While produce may be in peak season right now, some chefs are already thinking ahead to preparing locally grown fruits and vegetables through the winter.
University of Montana Executive Chef Patrick Browne and his staff are already fast at work flash-freezing fruits and fermenting greens and chilies—sourced from the campus’ garden and from Montana farmers—to be menued during the off-season.
By keeping a flexible game plan, Browne’s staff has been able to prepare produce “on the fly” and experiment with fermentation processes.
When Browne receives a sizable produce shipment from a local farm, his staff will determine the best processing method for the product received. One of the biggest challenges is timing, as staff won’t know what’s about to be delivered until a few days in advance. Thus, they have to plan processing around both delivery and staffing schedules. Browne will often designate a few student workers to vacuum seal and freeze produce like berries, kale and chard, a process that may take a few hours.
For a more labor-intensive job, like cleaning 10 pounds of basil leaves for scratch-made pesto sauces, Browne will round up a group of student workers to process the basil as cooks take on regular prep for daily meals.
“It’s quite the juggling act,” Browne says.
Browne also found that flexibility is key as his staff transitioned into preserving local produce via fermentation.
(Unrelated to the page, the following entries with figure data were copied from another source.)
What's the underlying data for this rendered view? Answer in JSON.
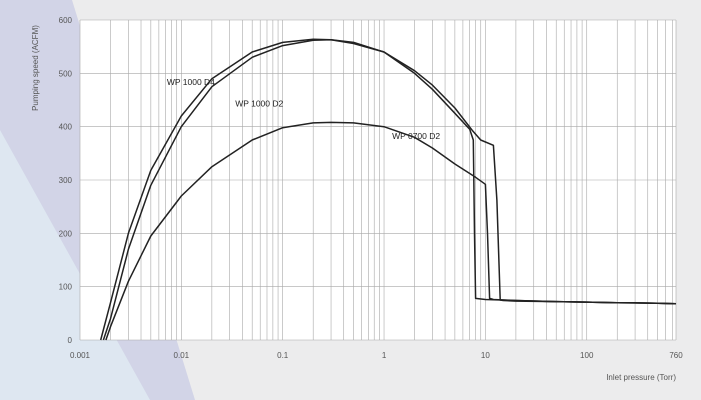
{
  "chart_data": {
    "type": "line",
    "title": "",
    "xlabel": "Inlet pressure (Torr)",
    "ylabel": "Pumping speed (ACFM)",
    "x_scale": "log",
    "xlim": [
      0.001,
      760
    ],
    "ylim": [
      0,
      600
    ],
    "grid": true,
    "legend": "none",
    "x_ticks": [
      0.001,
      0.01,
      0.1,
      1,
      10,
      100,
      760
    ],
    "x_tick_labels": [
      "0.001",
      "0.01",
      "0.1",
      "1",
      "10",
      "100",
      "760"
    ],
    "y_ticks": [
      0,
      100,
      200,
      300,
      400,
      500,
      600
    ],
    "y_tick_labels": [
      "0",
      "100",
      "200",
      "300",
      "400",
      "500",
      "600"
    ],
    "colors": {
      "curve": "#222222",
      "grid": "#a8a8a8",
      "plot_bg": "#ffffff",
      "page_bg": "#ececed"
    },
    "series": [
      {
        "name": "WP 1000 D4",
        "x": [
          0.0016,
          0.002,
          0.003,
          0.005,
          0.01,
          0.02,
          0.05,
          0.1,
          0.2,
          0.3,
          0.5,
          1,
          2,
          3,
          5,
          7.5,
          9,
          12,
          13,
          14,
          15,
          20,
          50,
          100,
          200,
          500,
          760
        ],
        "y": [
          0,
          70,
          200,
          318,
          420,
          490,
          540,
          558,
          564,
          563,
          556,
          540,
          505,
          478,
          435,
          392,
          375,
          365,
          262,
          75,
          74,
          73,
          72,
          71,
          70,
          69,
          68
        ]
      },
      {
        "name": "WP 1000 D2",
        "x": [
          0.0017,
          0.002,
          0.003,
          0.005,
          0.01,
          0.02,
          0.05,
          0.1,
          0.2,
          0.3,
          0.5,
          1,
          2,
          3,
          5,
          7,
          7.6,
          7.8,
          8,
          10,
          20,
          50,
          100,
          200,
          500,
          760
        ],
        "y": [
          0,
          40,
          170,
          290,
          400,
          475,
          530,
          552,
          562,
          563,
          558,
          540,
          500,
          470,
          425,
          395,
          375,
          200,
          78,
          76,
          74,
          72,
          71,
          70,
          69,
          68
        ]
      },
      {
        "name": "WP 0700 D2",
        "x": [
          0.0018,
          0.002,
          0.003,
          0.005,
          0.01,
          0.02,
          0.05,
          0.1,
          0.2,
          0.3,
          0.5,
          1,
          2,
          3,
          5,
          8,
          10,
          10.5,
          11,
          12,
          20,
          50,
          100,
          200,
          500,
          760
        ],
        "y": [
          0,
          25,
          110,
          195,
          270,
          325,
          375,
          398,
          407,
          408,
          407,
          400,
          380,
          360,
          330,
          305,
          292,
          200,
          78,
          76,
          74,
          72,
          71,
          70,
          69,
          68
        ]
      }
    ],
    "annotations": [
      {
        "text": "WP 1000 D4",
        "x": 0.0072,
        "y": 478
      },
      {
        "text": "WP 1000 D2",
        "x": 0.034,
        "y": 438
      },
      {
        "text": "WP 0700 D2",
        "x": 1.2,
        "y": 377
      }
    ]
  }
}
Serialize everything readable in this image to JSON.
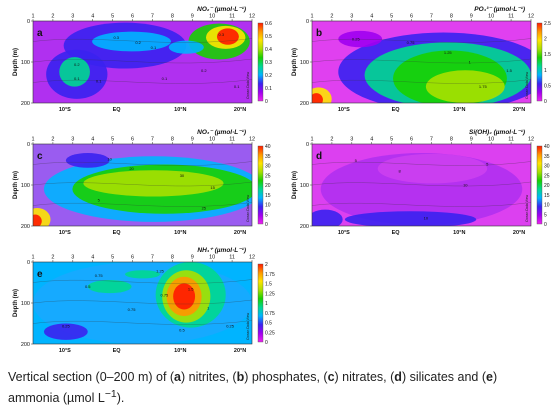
{
  "caption": {
    "prefix": "Vertical section (0–200 m) of (",
    "l_a": "a",
    "t_a": ") nitrites, (",
    "l_b": "b",
    "t_b": ") phosphates, (",
    "l_c": "c",
    "t_c": ") nitrates, (",
    "l_d": "d",
    "t_d": ") silicates and (",
    "l_e": "e",
    "t_e": ") ammonia (µmol L",
    "sup": "−1",
    "end": ")."
  },
  "chart_data": [
    {
      "type": "heatmap",
      "panel": "a",
      "title": "NO₂⁻ (µmol·L⁻¹)",
      "ylabel": "Depth (m)",
      "stations": [
        "1",
        "2",
        "3",
        "4",
        "5",
        "6",
        "7",
        "8",
        "9",
        "10",
        "11",
        "12"
      ],
      "yticks": [
        0,
        100,
        200
      ],
      "ylim": [
        0,
        200
      ],
      "xlat_labels": [
        "10°S",
        "EQ",
        "10°N",
        "20°N"
      ],
      "colorbar": {
        "ticks": [
          "0",
          "0.1",
          "0.2",
          "0.3",
          "0.4",
          "0.5",
          "0.6"
        ],
        "range": [
          0,
          0.6
        ]
      },
      "contour_labels": [
        "0.2",
        "0.3",
        "0.1",
        "0.2",
        "0.1",
        "0.3",
        "0.1",
        "0.2",
        "0.1",
        "0.1"
      ],
      "watermark": "Ocean Data View"
    },
    {
      "type": "heatmap",
      "panel": "b",
      "title": "PO₄³⁻ (µmol·L⁻¹)",
      "ylabel": "Depth (m)",
      "stations": [
        "1",
        "2",
        "3",
        "4",
        "5",
        "6",
        "7",
        "8",
        "9",
        "10",
        "11",
        "12"
      ],
      "yticks": [
        0,
        100,
        200
      ],
      "ylim": [
        0,
        200
      ],
      "xlat_labels": [
        "10°S",
        "EQ",
        "10°N",
        "20°N"
      ],
      "colorbar": {
        "ticks": [
          "0",
          "0.5",
          "1",
          "1.5",
          "2",
          "2.5"
        ],
        "range": [
          0,
          2.5
        ]
      },
      "contour_labels": [
        "0.25",
        "0.75",
        "1.25",
        "1",
        "1.5",
        "1.75"
      ],
      "watermark": "Ocean Data View"
    },
    {
      "type": "heatmap",
      "panel": "c",
      "title": "NO₃⁻ (µmol·L⁻¹)",
      "ylabel": "Depth (m)",
      "stations": [
        "1",
        "2",
        "3",
        "4",
        "5",
        "6",
        "7",
        "8",
        "9",
        "10",
        "11",
        "12"
      ],
      "yticks": [
        0,
        100,
        200
      ],
      "ylim": [
        0,
        200
      ],
      "xlat_labels": [
        "10°S",
        "EQ",
        "10°N",
        "20°N"
      ],
      "colorbar": {
        "ticks": [
          "0",
          "5",
          "10",
          "15",
          "20",
          "25",
          "30",
          "35",
          "40"
        ],
        "range": [
          0,
          40
        ]
      },
      "contour_labels": [
        "10",
        "20",
        "30",
        "15",
        "5",
        "25"
      ],
      "watermark": "Ocean Data View"
    },
    {
      "type": "heatmap",
      "panel": "d",
      "title": "Si(OH)₄ (µmol·L⁻¹)",
      "ylabel": "Depth (m)",
      "stations": [
        "1",
        "2",
        "3",
        "4",
        "5",
        "6",
        "7",
        "8",
        "9",
        "10",
        "11",
        "12"
      ],
      "yticks": [
        0,
        100,
        200
      ],
      "ylim": [
        0,
        200
      ],
      "xlat_labels": [
        "10°S",
        "EQ",
        "10°N",
        "20°N"
      ],
      "colorbar": {
        "ticks": [
          "0",
          "5",
          "10",
          "15",
          "20",
          "25",
          "30",
          "35",
          "40"
        ],
        "range": [
          0,
          40
        ]
      },
      "contour_labels": [
        "5",
        "8",
        "5",
        "10",
        "10"
      ],
      "watermark": "Ocean Data View"
    },
    {
      "type": "heatmap",
      "panel": "e",
      "title": "NH₄⁺ (µmol·L⁻¹)",
      "ylabel": "Depth (m)",
      "stations": [
        "1",
        "2",
        "3",
        "4",
        "5",
        "6",
        "7",
        "8",
        "9",
        "10",
        "11",
        "12"
      ],
      "yticks": [
        0,
        100,
        200
      ],
      "ylim": [
        0,
        200
      ],
      "xlat_labels": [
        "10°S",
        "EQ",
        "10°N",
        "20°N"
      ],
      "colorbar": {
        "ticks": [
          "0",
          "0.25",
          "0.5",
          "0.75",
          "1",
          "1.25",
          "1.5",
          "1.75",
          "2"
        ],
        "range": [
          0,
          2
        ]
      },
      "contour_labels": [
        "0.75",
        "1.25",
        "0.5",
        "0.25",
        "0.75",
        "1.5",
        "1",
        "0.25",
        "0.5",
        "0.75"
      ],
      "watermark": "Ocean Data View"
    }
  ]
}
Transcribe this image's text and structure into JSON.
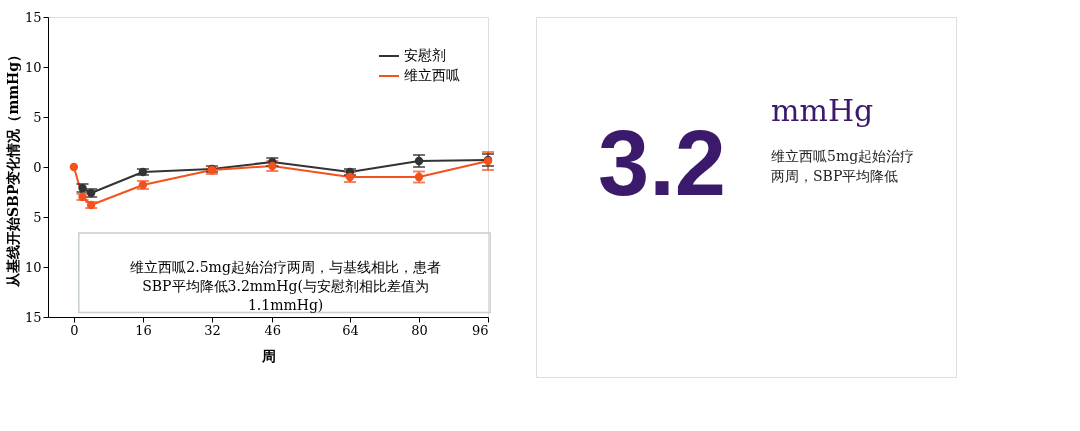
{
  "chart_data": [
    {
      "type": "line",
      "xlabel": "周",
      "ylabel": "从基线开始SBP变化情况（mmHg）",
      "xlim": [
        -6,
        96
      ],
      "xticks": [
        0,
        16,
        32,
        46,
        64,
        80,
        96
      ],
      "ylim": [
        -15,
        15
      ],
      "yticks": [
        {
          "value": -15,
          "label": "15"
        },
        {
          "value": -10,
          "label": "10"
        },
        {
          "value": -5,
          "label": "5"
        },
        0,
        5,
        10,
        15
      ],
      "series": [
        {
          "name": "安慰剂",
          "color": "#333333",
          "x": [
            2,
            4,
            16,
            32,
            46,
            64,
            80,
            96
          ],
          "values": [
            -2.1,
            -2.6,
            -0.5,
            -0.2,
            0.5,
            -0.5,
            0.6,
            0.7
          ],
          "errors": [
            0.4,
            0.4,
            0.3,
            0.3,
            0.4,
            0.3,
            0.6,
            0.6
          ]
        },
        {
          "name": "维立西呱",
          "color": "#f4511e",
          "x": [
            0,
            2,
            4,
            16,
            32,
            46,
            64,
            80,
            96
          ],
          "values": [
            0,
            -3.0,
            -3.8,
            -1.8,
            -0.3,
            0.1,
            -1.0,
            -1.0,
            0.6
          ],
          "errors": [
            null,
            0.3,
            0.3,
            0.4,
            0.4,
            0.5,
            0.5,
            0.55,
            0.9
          ]
        }
      ],
      "annotations": [
        "维立西呱2.5mg起始治疗两周，与基线相比，患者\nSBP平均降低3.2mmHg(与安慰剂相比差值为\n1.1mmHg)"
      ],
      "legend": "top right",
      "marker": "circle",
      "line_style": "solid",
      "grid": false
    },
    {
      "type": "other",
      "annotations": [
        "3.2",
        "mmHg",
        "维立西呱5mg起始治疗两周，SBP平均降低"
      ]
    }
  ]
}
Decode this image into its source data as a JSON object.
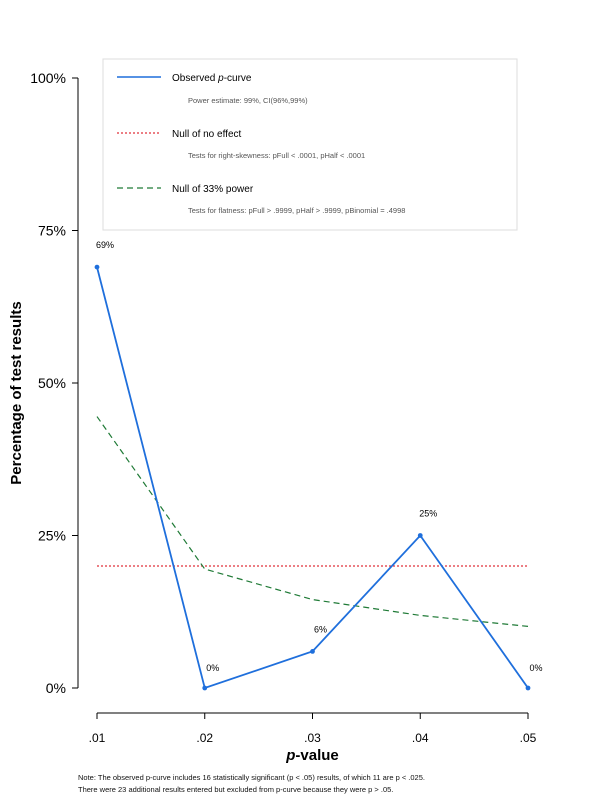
{
  "chart_data": {
    "type": "line",
    "x": [
      0.01,
      0.02,
      0.03,
      0.04,
      0.05
    ],
    "x_tick_labels": [
      ".01",
      ".02",
      ".03",
      ".04",
      ".05"
    ],
    "xlabel_italic": "p",
    "xlabel_rest": "-value",
    "ylabel": "Percentage of test results",
    "ylim": [
      0,
      100
    ],
    "y_ticks": [
      0,
      25,
      50,
      75,
      100
    ],
    "y_tick_labels": [
      "0%",
      "25%",
      "50%",
      "75%",
      "100%"
    ],
    "series": [
      {
        "name": "Observed p-curve",
        "values": [
          69,
          0,
          6,
          25,
          0
        ],
        "data_labels": [
          "69%",
          "0%",
          "6%",
          "25%",
          "0%"
        ],
        "color": "#1f6fdc",
        "style": "solid"
      },
      {
        "name": "Null of no effect",
        "values": [
          20,
          20,
          20,
          20,
          20
        ],
        "color": "#e0303a",
        "style": "dotted"
      },
      {
        "name": "Null of 33% power",
        "values": [
          44.5,
          19.5,
          14.5,
          11.9,
          10.1
        ],
        "color": "#1f7a36",
        "style": "dashed"
      }
    ],
    "legend": {
      "placement": "top",
      "entries": [
        {
          "prefix": "Observed ",
          "italic": "p",
          "suffix": "-curve",
          "detail": "Power estimate: 99%, CI(96%,99%)"
        },
        {
          "prefix": "Null of no effect",
          "italic": "",
          "suffix": "",
          "detail": "Tests for right-skewness: pFull < .0001, pHalf < .0001"
        },
        {
          "prefix": "Null of 33% power",
          "italic": "",
          "suffix": "",
          "detail": "Tests for flatness: pFull > .9999, pHalf > .9999, pBinomial = .4998"
        }
      ]
    }
  },
  "note": {
    "line1": "Note: The observed p-curve includes 16 statistically significant (p < .05) results, of which 11 are p < .025.",
    "line2": "There were 23 additional results entered but excluded from p-curve because they were p > .05."
  }
}
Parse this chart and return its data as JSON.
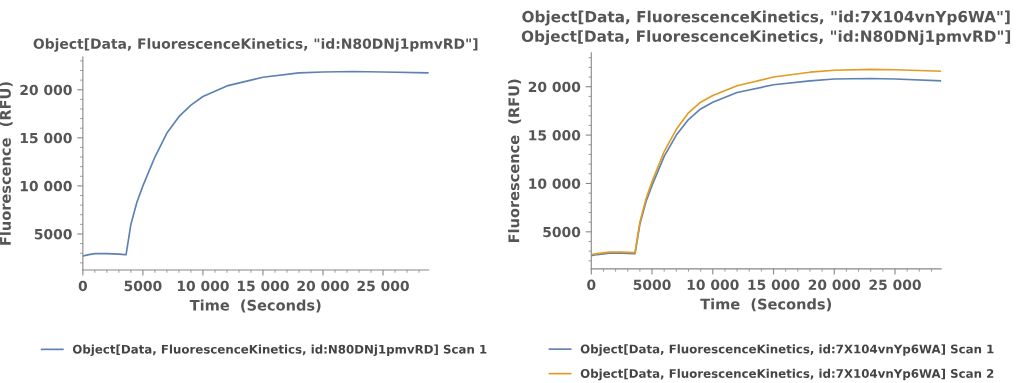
{
  "chart_data": [
    {
      "type": "line",
      "title": "Object[Data, FluorescenceKinetics, \"id:N80DNj1pmvRD\"]",
      "xlabel": "Time  (Seconds)",
      "ylabel": "Fluorescence  (RFU)",
      "xlim": [
        0,
        28800
      ],
      "ylim": [
        1250,
        23400
      ],
      "xticks": [
        0,
        5000,
        {
          "value": 10000,
          "label": "10 000"
        },
        {
          "value": 15000,
          "label": "15 000"
        },
        {
          "value": 20000,
          "label": "20 000"
        },
        {
          "value": 25000,
          "label": "25 000"
        }
      ],
      "yticks": [
        5000,
        {
          "value": 10000,
          "label": "10 000"
        },
        {
          "value": 15000,
          "label": "15 000"
        },
        {
          "value": 20000,
          "label": "20 000"
        }
      ],
      "grid": false,
      "legend": "bottom",
      "series": [
        {
          "name": "Object[Data, FluorescenceKinetics, id:N80DNj1pmvRD] Scan 1",
          "color": "#5e81b5",
          "x": [
            0,
            500,
            1000,
            2000,
            3000,
            3500,
            3600,
            4000,
            4500,
            5000,
            6000,
            7000,
            8000,
            9000,
            10000,
            12000,
            14000,
            15000,
            18000,
            20000,
            22500,
            25000,
            28800
          ],
          "values": [
            2700,
            2850,
            2950,
            2950,
            2900,
            2850,
            2850,
            6000,
            8300,
            10000,
            13000,
            15500,
            17200,
            18400,
            19300,
            20400,
            21000,
            21300,
            21750,
            21850,
            21900,
            21850,
            21750
          ]
        }
      ]
    },
    {
      "type": "line",
      "title": "Object[Data, FluorescenceKinetics, \"id:7X104vnYp6WA\"]",
      "subtitle": "Object[Data, FluorescenceKinetics, \"id:N80DNj1pmvRD\"]",
      "xlabel": "Time  (Seconds)",
      "ylabel": "Fluorescence  (RFU)",
      "xlim": [
        0,
        28800
      ],
      "ylim": [
        1170,
        23500
      ],
      "xticks": [
        0,
        5000,
        {
          "value": 10000,
          "label": "10 000"
        },
        {
          "value": 15000,
          "label": "15 000"
        },
        {
          "value": 20000,
          "label": "20 000"
        },
        {
          "value": 25000,
          "label": "25 000"
        }
      ],
      "yticks": [
        5000,
        {
          "value": 10000,
          "label": "10 000"
        },
        {
          "value": 15000,
          "label": "15 000"
        },
        {
          "value": 20000,
          "label": "20 000"
        }
      ],
      "grid": false,
      "legend": "bottom",
      "series": [
        {
          "name": "Object[Data, FluorescenceKinetics, id:7X104vnYp6WA] Scan 1",
          "color": "#5e81b5",
          "x": [
            0,
            500,
            1500,
            2500,
            3500,
            3600,
            4000,
            4500,
            5000,
            6000,
            7000,
            8000,
            9000,
            10000,
            12000,
            15000,
            18000,
            20000,
            23000,
            25000,
            28800
          ],
          "values": [
            2550,
            2650,
            2800,
            2800,
            2750,
            2750,
            5800,
            8100,
            9800,
            12800,
            15000,
            16600,
            17700,
            18400,
            19400,
            20200,
            20600,
            20800,
            20850,
            20800,
            20600
          ]
        },
        {
          "name": "Object[Data, FluorescenceKinetics, id:7X104vnYp6WA] Scan 2",
          "color": "#e19c24",
          "x": [
            0,
            500,
            1500,
            2500,
            3500,
            3600,
            4000,
            4500,
            5000,
            6000,
            7000,
            8000,
            9000,
            10000,
            12000,
            15000,
            18000,
            20000,
            23000,
            25000,
            28800
          ],
          "values": [
            2650,
            2750,
            2900,
            2900,
            2850,
            2850,
            6000,
            8400,
            10200,
            13300,
            15600,
            17300,
            18400,
            19100,
            20100,
            21000,
            21500,
            21700,
            21800,
            21750,
            21600
          ]
        }
      ]
    }
  ]
}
When he receives a shipment of kohlrabi or Napa cabbage, his chefs will create a kimchee that combines local ingredients.
While the staff’s fermenting endeavors are still on a small scale—mostly kimchees and hot sauces—there are already plans to create more complex options, such as fermented mushrooms, that can be added to menus this winter.
“Whatever’s around, we just kind of use it,” he says. “We’re trying to just have things in our arsenal that we can pull out and use for different [items].”